The administration has ruled that this measure is necessary because the domestic need for these materials exceeds the supply. In support of this resolution, the Export-Import Bank of the United States (EXIM) also temporarily excluded EXIM coverage or financing for any export of covered PPE through May 31, 2020.

Current Status

Exports will only be permitted under the following conditions:

  • The exporter has had continuous orders for covered materials since January 1, 2020, which consisted of no more than 20% of their domestic production (3M Company).
  • The exports are being shipped by non-profit or non-governmental organizations for donation to foreign charities for free distribution.
  • The shipments are being sent to U.S. commonwealths and territories, including Guam, American Samoa, Puerto Rico, the U.S. Virgin Islands, and the Northern Marianas Islands.
  • The intra-company transfers are performed by U.S. companies’ domestic facilities to affiliated foreign facilities.
  • The materials exported are for assembly into medical kits destined for the United States.
  • The movement of sealed, sterile kits where the covered materials are only a constituent.
  • They are diplomatic shipments.
  • The shipments are being transported to U.S. military addresses or embassies, or on behalf of the U.S. federal government.
  • The shipments are in-transit through the United States en route to foreign destinations.
  • The shipments are being exported to Canada or Mexico.

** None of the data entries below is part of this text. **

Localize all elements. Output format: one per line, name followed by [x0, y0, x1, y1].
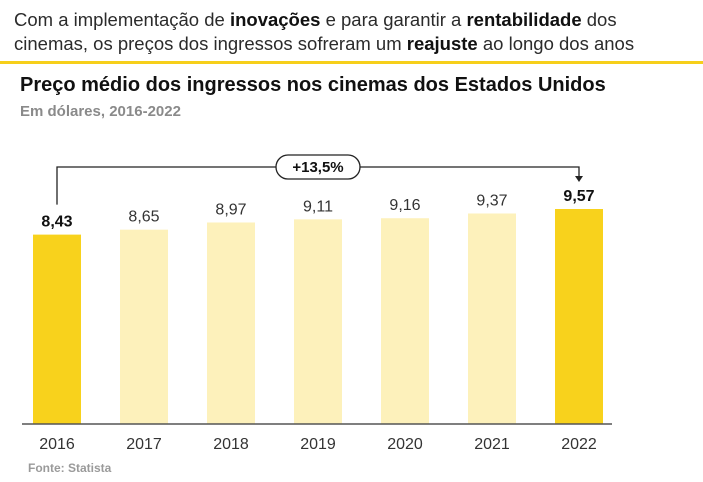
bars-group [33, 209, 603, 424]
x-tick-label-2018: 2018 [213, 436, 249, 453]
chart-subtitle: Em dólares, 2016-2022 [20, 103, 181, 120]
bar-2019 [294, 219, 342, 424]
x-tick-labels-group: 2016 2017 2018 2019 2020 2021 2022 [39, 436, 597, 453]
x-tick-label-2017: 2017 [126, 436, 162, 453]
headline-bold-2: rentabilidade [466, 9, 582, 30]
x-tick-label-2021: 2021 [474, 436, 510, 453]
value-label-2022: 9,57 [563, 188, 594, 205]
value-labels-group: 8,43 8,65 8,97 9,11 9,16 9,37 9,57 [41, 188, 594, 231]
bar-2020 [381, 218, 429, 424]
x-tick-label-2022: 2022 [561, 436, 597, 453]
bar-2021 [468, 213, 516, 424]
value-label-2016: 8,43 [41, 214, 72, 231]
x-tick-label-2019: 2019 [300, 436, 336, 453]
chart-title: Preço médio dos ingressos nos cinemas do… [20, 74, 606, 96]
value-label-2020: 9,16 [389, 197, 420, 214]
headline-text-4: ao longo dos anos [477, 33, 635, 54]
headline-bold-3: reajuste [406, 33, 478, 54]
growth-annotation: +13,5% [56, 154, 583, 205]
value-label-2017: 8,65 [128, 209, 159, 226]
source-note: Fonte: Statista [28, 461, 112, 475]
arrow-down-icon [575, 176, 583, 182]
growth-badge [275, 154, 361, 180]
value-label-2018: 8,97 [215, 201, 246, 218]
headline-text-1: Com a implementação de [14, 9, 230, 30]
divider-rule [0, 61, 703, 64]
headline-bold-1: inovações [229, 9, 321, 30]
bar-2017 [120, 229, 168, 424]
value-label-2021: 9,37 [476, 192, 507, 209]
bar-2022 [555, 209, 603, 424]
headline-text-2: e para garantir a [320, 9, 467, 30]
growth-badge-label: +13,5% [292, 159, 343, 176]
headline-text-3: dos cinemas, os preços dos ingressos sof… [14, 9, 617, 54]
bar-2016 [33, 234, 81, 424]
headline: Com a implementação de inovações e para … [14, 8, 694, 56]
x-tick-label-2020: 2020 [387, 436, 423, 453]
value-label-2019: 9,11 [303, 198, 333, 215]
x-tick-label-2016: 2016 [39, 436, 75, 453]
bar-2018 [207, 222, 255, 424]
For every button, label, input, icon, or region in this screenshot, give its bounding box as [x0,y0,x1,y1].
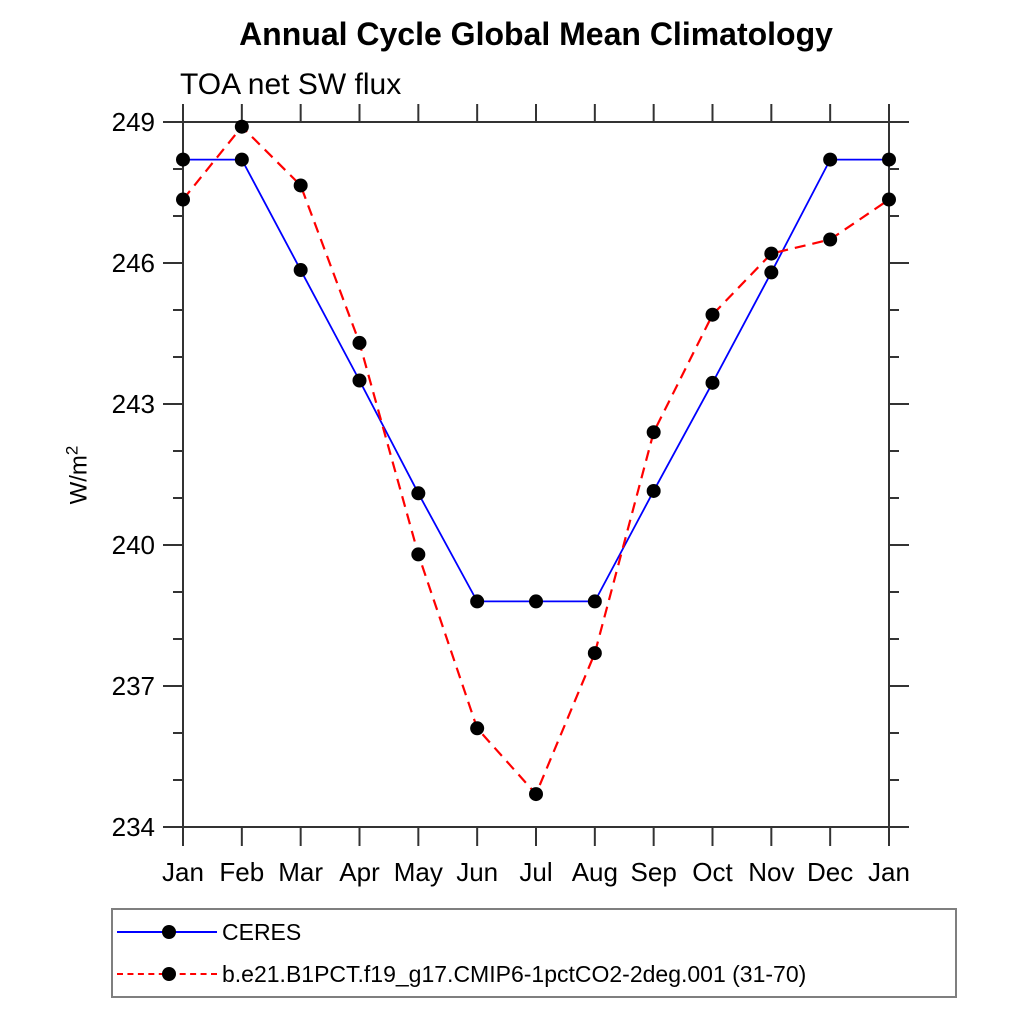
x-tick-label: Jun [456,857,498,887]
x-tick-label: Mar [278,857,323,887]
y-tick-label: 237 [112,671,155,701]
x-tick-label: Aug [572,857,618,887]
marker-dot-icon [162,967,176,981]
data-point-marker [352,373,367,388]
legend-box: CERES b.e21.B1PCT.f19_g17.CMIP6-1pctCO2-… [111,908,957,998]
chart-subtitle: TOA net SW flux [180,68,402,101]
legend-label-ceres: CERES [222,918,302,945]
data-point-marker [882,192,896,207]
x-tick-label: Jan [868,857,910,887]
data-point-marker [587,594,602,609]
series-line-0 [183,158,889,603]
data-point-marker [234,152,249,167]
x-tick-label: Sep [631,857,677,887]
legend-label-model: b.e21.B1PCT.f19_g17.CMIP6-1pctCO2-2deg.0… [222,960,807,987]
data-point-marker [764,265,779,280]
y-tick-label: 246 [112,248,155,278]
chart-title: Annual Cycle Global Mean Climatology [239,16,833,52]
data-point-marker [293,263,308,278]
series-line-1 [182,125,890,797]
data-point-marker [293,178,308,193]
data-point-marker [234,119,249,134]
y-tick-label: 249 [112,107,155,137]
data-point-marker [176,192,190,207]
data-point-marker [352,335,367,350]
data-point-marker [764,246,779,261]
data-point-marker [529,594,543,609]
marker-dot-icon [162,925,176,939]
x-tick-label: May [394,857,443,887]
y-tick-label: 240 [112,530,155,560]
data-point-marker [705,307,720,322]
data-point-marker [176,152,190,167]
legend-item-ceres: CERES [117,915,955,949]
data-point-marker [882,152,896,167]
data-point-marker [587,646,602,661]
x-tick-label: Oct [692,857,733,887]
data-point-marker [529,787,543,802]
data-point-marker [823,232,838,247]
x-tick-label: Dec [807,857,853,887]
x-tick-label: Jul [519,857,552,887]
x-tick-label: Nov [748,857,794,887]
data-point-marker [646,483,661,498]
data-point-marker [411,547,426,562]
x-tick-label: Apr [339,857,380,887]
data-point-marker [705,375,720,390]
legend-item-model: b.e21.B1PCT.f19_g17.CMIP6-1pctCO2-2deg.0… [117,957,955,991]
data-point-marker [823,152,838,167]
data-point-marker [411,486,426,501]
y-tick-label: 234 [112,812,155,842]
data-point-marker [470,721,485,736]
x-tick-label: Feb [219,857,264,887]
y-tick-label: 243 [112,389,155,419]
legend-swatch-ceres [117,925,217,939]
legend-swatch-model [117,967,217,981]
plot-frame [182,121,890,828]
x-tick-label: Jan [162,857,204,887]
data-point-marker [646,425,661,440]
data-point-marker [470,594,485,609]
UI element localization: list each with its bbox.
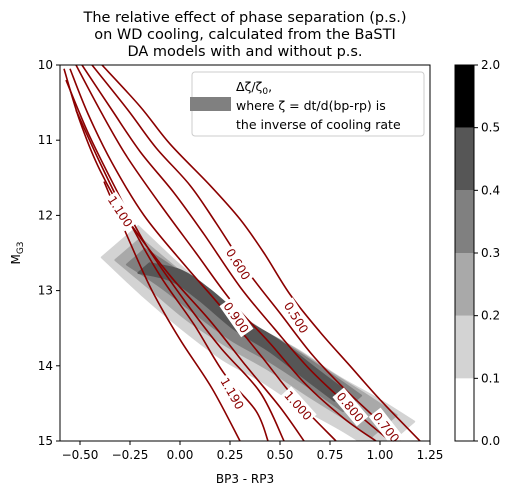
contour-label-bg xyxy=(279,297,313,338)
y-tick-label: 14 xyxy=(38,359,53,373)
x-tick-label: 1.25 xyxy=(417,448,444,462)
legend-line-1: Δζ/ζ0, xyxy=(236,79,272,97)
x-tick-label: 0.25 xyxy=(217,448,244,462)
colorbar-tick-label: 0.1 xyxy=(481,371,500,385)
colorbar-tick-label: 2.0 xyxy=(481,58,500,72)
y-axis-label-main: M xyxy=(9,254,23,264)
contour-layer xyxy=(63,65,421,441)
contour-label-bg xyxy=(332,387,369,427)
contour-label-bg xyxy=(280,386,317,425)
plot-frame xyxy=(59,64,431,442)
legend-line-2: where ζ = dt/d(bp-rp) is xyxy=(236,98,386,113)
y-axis-label: MG3 xyxy=(9,241,26,264)
legend-line-3: the inverse of cooling rate xyxy=(236,117,401,132)
colorbar-segment-1 xyxy=(455,315,474,379)
x-tick-label: −0.50 xyxy=(62,448,99,462)
y-axis-label-sub: G3 xyxy=(16,241,26,254)
colorbar-segment-4 xyxy=(455,127,474,191)
title-line-3: DA models with and without p.s. xyxy=(127,44,362,60)
x-tick-label: 0.50 xyxy=(267,448,294,462)
y-axis: 10 11 12 13 14 15 xyxy=(38,58,60,448)
colorbar-segment-5 xyxy=(455,65,474,128)
contour-line-6 xyxy=(65,79,285,441)
legend-line-1-main: Δζ/ζ xyxy=(236,79,263,94)
legend-line-1-end: , xyxy=(268,79,272,94)
y-tick-label: 15 xyxy=(38,434,53,448)
legend-swatch xyxy=(190,97,231,111)
contour-line-4 xyxy=(69,68,337,441)
contour-label-bg xyxy=(216,373,249,414)
contour-line-2 xyxy=(81,65,391,441)
x-tick-label: 0.75 xyxy=(317,448,344,462)
x-tick-label: −0.25 xyxy=(112,448,149,462)
contour-label-bg xyxy=(368,407,405,447)
y-tick-label: 12 xyxy=(38,208,53,222)
colorbar-tick-label: 0.4 xyxy=(481,183,500,197)
contour-line-3 xyxy=(75,65,377,441)
y-tick-label: 10 xyxy=(38,58,53,72)
colorbar: 0.0 0.1 0.2 0.3 0.4 0.5 2.0 xyxy=(454,58,500,448)
colorbar-segment-3 xyxy=(455,190,474,253)
x-tick-label: 1.00 xyxy=(367,448,394,462)
contour-label-bg xyxy=(221,243,255,285)
legend-line-1-sub: 0 xyxy=(262,87,268,97)
svg-text:MG3: MG3 xyxy=(9,241,26,264)
colorbar-segment-2 xyxy=(455,253,474,316)
colorbar-tick-label: 0.3 xyxy=(481,246,500,260)
chart-title: The relative effect of phase separation … xyxy=(82,10,406,60)
contour-line-8 xyxy=(103,181,241,441)
title-line-2: on WD cooling, calculated from the BaSTI xyxy=(94,27,395,43)
contour-line-5 xyxy=(63,68,305,441)
x-tick-label: 0.00 xyxy=(167,448,194,462)
legend: Δζ/ζ0, where ζ = dt/d(bp-rp) is the inve… xyxy=(190,71,425,137)
contour-line-7 xyxy=(75,109,269,441)
contour-line-0 xyxy=(101,65,421,441)
colorbar-tick-label: 0.0 xyxy=(481,434,500,448)
y-tick-label: 13 xyxy=(38,284,53,298)
x-axis-label: BP3 - RP3 xyxy=(216,472,274,486)
colorbar-segment-0 xyxy=(455,378,474,441)
x-axis: −0.50 −0.25 0.00 0.25 0.50 0.75 1.00 1.25 xyxy=(62,441,444,462)
y-tick-label: 11 xyxy=(38,133,53,147)
contour-label-bg xyxy=(103,191,138,232)
colorbar-tick-label: 0.5 xyxy=(481,121,500,135)
title-line-1: The relative effect of phase separation … xyxy=(82,10,406,26)
colorbar-tick-label: 0.2 xyxy=(481,309,500,323)
contour-label-bg xyxy=(219,297,254,338)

Under this temporary rule, before any shipments of such covered materials leave the United States, CBP will detain the shipment temporarily, during which FEMA will determine whether to direct it for domestic use or allow the export in part or in whole. A letter of attestation is required in order to export under a published exemption. The letter should be submitted through CBP’s document imaging system (DIS) with supporting documentation related to the export, and contain the following:

  • A description of the type and quantity of covered materials;
  • Which exemption the exporter is claiming;
  • Any related information supporting that exemption;
  • The expected end use of the exported materials; and
  • A certification that the information contained is true and accurate to the best of the exporter’s knowledge.


This rule is in effect until August 10, 2020. Under this order, FEMA may purchase all (or part of) the shipment, redirect the shipment for domestic distribution, or allow the export to proceed as planned.  FEMA has indicated that not every shipment of covered materials will be detained. Whether or not the freight is being exported under an exemption, the enforcement is focused on shipments valued at $2,500 or more and consisting of more than 10,000 units.